The Hush Post|11:09 am |one-minute-read|
In a major disappointment, communications from Chandrayaan-2 to ISRO’s ground station was lost minutes before touchdown. This, even as the entire nation awaited its soft landing on the lunar south pole in the early hours of Saturday. This part of the moon has been completely unexplored till now.
PM Modi was seen comforting and hugging rocket man K Sivan after the Chandrayaan-2’s Vikram lander lost contact with ISRO.
As the powered descent of the lander began at around 1.38 am, scientists at ISRO Telemetry Tracking and Command Network (ISTRAC) here were glued to their terminals, anticipating the soft landing. They clapped and cheered as the moon lander completed the rough braking phase before the fine braking phase started. The scientists went into a huddle. ISRO Chairman K Sivan was seen engaged in intense discussions with some scientists.
Soon after, he announced that the Vikram lander descent was as planned and normal performance was observed up to altitude of 2.1 km. It was then that communications from lander to ground station were lost.

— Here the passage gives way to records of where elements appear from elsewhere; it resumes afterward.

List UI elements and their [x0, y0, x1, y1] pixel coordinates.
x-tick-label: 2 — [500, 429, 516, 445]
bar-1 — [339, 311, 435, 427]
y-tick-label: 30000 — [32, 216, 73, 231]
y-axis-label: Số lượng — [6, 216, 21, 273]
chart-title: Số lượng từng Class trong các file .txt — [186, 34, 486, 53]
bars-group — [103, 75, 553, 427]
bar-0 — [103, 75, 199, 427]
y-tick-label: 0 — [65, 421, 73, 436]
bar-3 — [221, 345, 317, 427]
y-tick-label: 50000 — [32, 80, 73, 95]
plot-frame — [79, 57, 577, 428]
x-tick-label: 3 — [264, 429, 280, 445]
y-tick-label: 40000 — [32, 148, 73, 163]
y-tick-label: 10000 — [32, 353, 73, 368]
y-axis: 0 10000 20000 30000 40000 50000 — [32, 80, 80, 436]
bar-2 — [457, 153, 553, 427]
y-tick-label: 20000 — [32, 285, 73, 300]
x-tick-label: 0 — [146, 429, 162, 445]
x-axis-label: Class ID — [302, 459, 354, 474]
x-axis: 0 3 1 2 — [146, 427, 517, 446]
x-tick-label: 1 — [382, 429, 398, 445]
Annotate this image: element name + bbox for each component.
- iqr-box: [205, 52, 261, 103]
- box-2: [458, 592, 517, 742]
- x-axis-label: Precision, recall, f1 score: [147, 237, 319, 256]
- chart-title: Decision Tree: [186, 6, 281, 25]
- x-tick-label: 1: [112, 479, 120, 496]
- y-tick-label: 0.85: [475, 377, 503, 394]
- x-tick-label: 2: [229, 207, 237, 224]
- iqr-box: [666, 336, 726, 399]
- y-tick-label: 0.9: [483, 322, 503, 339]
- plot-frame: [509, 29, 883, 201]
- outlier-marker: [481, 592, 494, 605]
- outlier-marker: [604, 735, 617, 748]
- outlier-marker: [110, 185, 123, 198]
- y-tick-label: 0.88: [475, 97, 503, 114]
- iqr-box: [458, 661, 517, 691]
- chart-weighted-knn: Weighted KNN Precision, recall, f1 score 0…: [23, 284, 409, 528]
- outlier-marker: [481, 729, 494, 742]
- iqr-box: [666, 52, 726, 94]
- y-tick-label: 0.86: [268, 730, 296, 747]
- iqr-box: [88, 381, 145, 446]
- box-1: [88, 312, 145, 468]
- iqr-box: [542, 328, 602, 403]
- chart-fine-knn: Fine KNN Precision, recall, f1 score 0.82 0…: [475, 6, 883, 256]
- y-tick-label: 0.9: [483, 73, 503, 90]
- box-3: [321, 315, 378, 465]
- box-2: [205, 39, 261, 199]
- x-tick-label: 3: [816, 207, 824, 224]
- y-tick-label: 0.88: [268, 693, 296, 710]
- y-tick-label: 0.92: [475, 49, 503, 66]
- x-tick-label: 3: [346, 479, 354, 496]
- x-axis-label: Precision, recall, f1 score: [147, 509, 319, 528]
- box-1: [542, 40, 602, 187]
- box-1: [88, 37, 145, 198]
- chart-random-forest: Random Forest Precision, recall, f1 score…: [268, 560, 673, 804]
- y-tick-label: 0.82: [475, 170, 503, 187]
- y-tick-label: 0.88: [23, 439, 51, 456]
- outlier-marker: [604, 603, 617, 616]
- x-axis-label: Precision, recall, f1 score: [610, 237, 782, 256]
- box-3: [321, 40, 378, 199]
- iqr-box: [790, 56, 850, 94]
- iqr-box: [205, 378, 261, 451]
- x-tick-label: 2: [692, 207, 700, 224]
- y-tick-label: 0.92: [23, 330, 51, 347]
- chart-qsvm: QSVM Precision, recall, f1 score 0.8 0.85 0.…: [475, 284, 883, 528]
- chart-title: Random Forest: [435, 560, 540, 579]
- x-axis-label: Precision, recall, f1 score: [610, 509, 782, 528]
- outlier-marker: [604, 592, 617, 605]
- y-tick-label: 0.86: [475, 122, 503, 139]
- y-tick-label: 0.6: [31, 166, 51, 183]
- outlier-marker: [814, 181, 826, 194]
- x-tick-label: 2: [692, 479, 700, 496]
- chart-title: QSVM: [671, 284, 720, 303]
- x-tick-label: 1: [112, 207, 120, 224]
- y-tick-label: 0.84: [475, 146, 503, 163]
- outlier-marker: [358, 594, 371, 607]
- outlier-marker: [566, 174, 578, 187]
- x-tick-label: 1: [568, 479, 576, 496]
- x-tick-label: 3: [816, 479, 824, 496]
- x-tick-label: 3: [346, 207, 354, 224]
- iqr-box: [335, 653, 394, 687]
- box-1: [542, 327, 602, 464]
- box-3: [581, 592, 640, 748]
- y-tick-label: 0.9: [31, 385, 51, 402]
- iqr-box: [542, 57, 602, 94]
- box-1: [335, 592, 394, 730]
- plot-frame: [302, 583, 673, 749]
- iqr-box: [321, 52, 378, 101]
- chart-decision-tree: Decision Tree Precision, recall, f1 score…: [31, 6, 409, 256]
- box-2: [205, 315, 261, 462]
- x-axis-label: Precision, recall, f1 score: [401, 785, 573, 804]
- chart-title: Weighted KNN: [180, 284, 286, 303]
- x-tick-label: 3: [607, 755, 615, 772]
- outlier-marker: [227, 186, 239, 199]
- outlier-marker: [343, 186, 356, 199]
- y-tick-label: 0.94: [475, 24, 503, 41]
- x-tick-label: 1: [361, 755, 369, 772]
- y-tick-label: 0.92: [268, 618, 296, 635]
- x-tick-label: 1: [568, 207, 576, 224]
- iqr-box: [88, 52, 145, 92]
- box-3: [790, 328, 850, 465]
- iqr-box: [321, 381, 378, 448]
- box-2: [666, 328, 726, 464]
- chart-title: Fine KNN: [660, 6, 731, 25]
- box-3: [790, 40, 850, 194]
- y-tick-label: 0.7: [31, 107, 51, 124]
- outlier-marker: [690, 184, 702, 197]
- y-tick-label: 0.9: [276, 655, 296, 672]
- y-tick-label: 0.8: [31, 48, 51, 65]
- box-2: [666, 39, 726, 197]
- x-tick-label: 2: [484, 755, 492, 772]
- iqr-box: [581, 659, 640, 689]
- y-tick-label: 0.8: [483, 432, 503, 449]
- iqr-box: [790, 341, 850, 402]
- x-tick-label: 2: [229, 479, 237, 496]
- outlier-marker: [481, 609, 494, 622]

Minutes later, Prime Minister Narendra Modi asked ISRO scientists to “be courageous” and hope for the best. Modi, who witnessed the proceedings at ISRO, told the scientific community that the country was proud of them and asked them to be courageous.
“Be courageous…Hope for the best,” Modi told the scientists.
Later in a tweet, Modi said, “India is proud of our scientists! They’ve given their best and have always made India proud. These are moments to be courageous, and courageous we will be! Chairman @isro gave updates on Chandrayaan-2. We remain hopeful and will continue working hard on our space programme.”
As per a timeline released earlier by ISRO, the lander Vikram was to land at 1:53 am and the rover Pragyan was scheduled to roll down a ramp at 5:19 am. In an extraordinary moment, the rover was to click a photograph of the lander at 5:45 am.
Chandrayaan 2 had taken off from India’s spaceport at Sriharikota in Andhra Pradesh on July 22. The spacecraft used in the mission comprised of an orbiter, a lander called Vikram and a rover called Pragyan almost entirely designed and made in India.
The orbiter has a mission life of a year and will take images of the lunar surface.
Chandrayaan 1 orbited the moon in 2008 and helped confirm the presence of water. ISRO chairman K Sivan has said that landing on the lunar surface involves a lot of technical complexities — an event he described as “15 terrifying minutes.”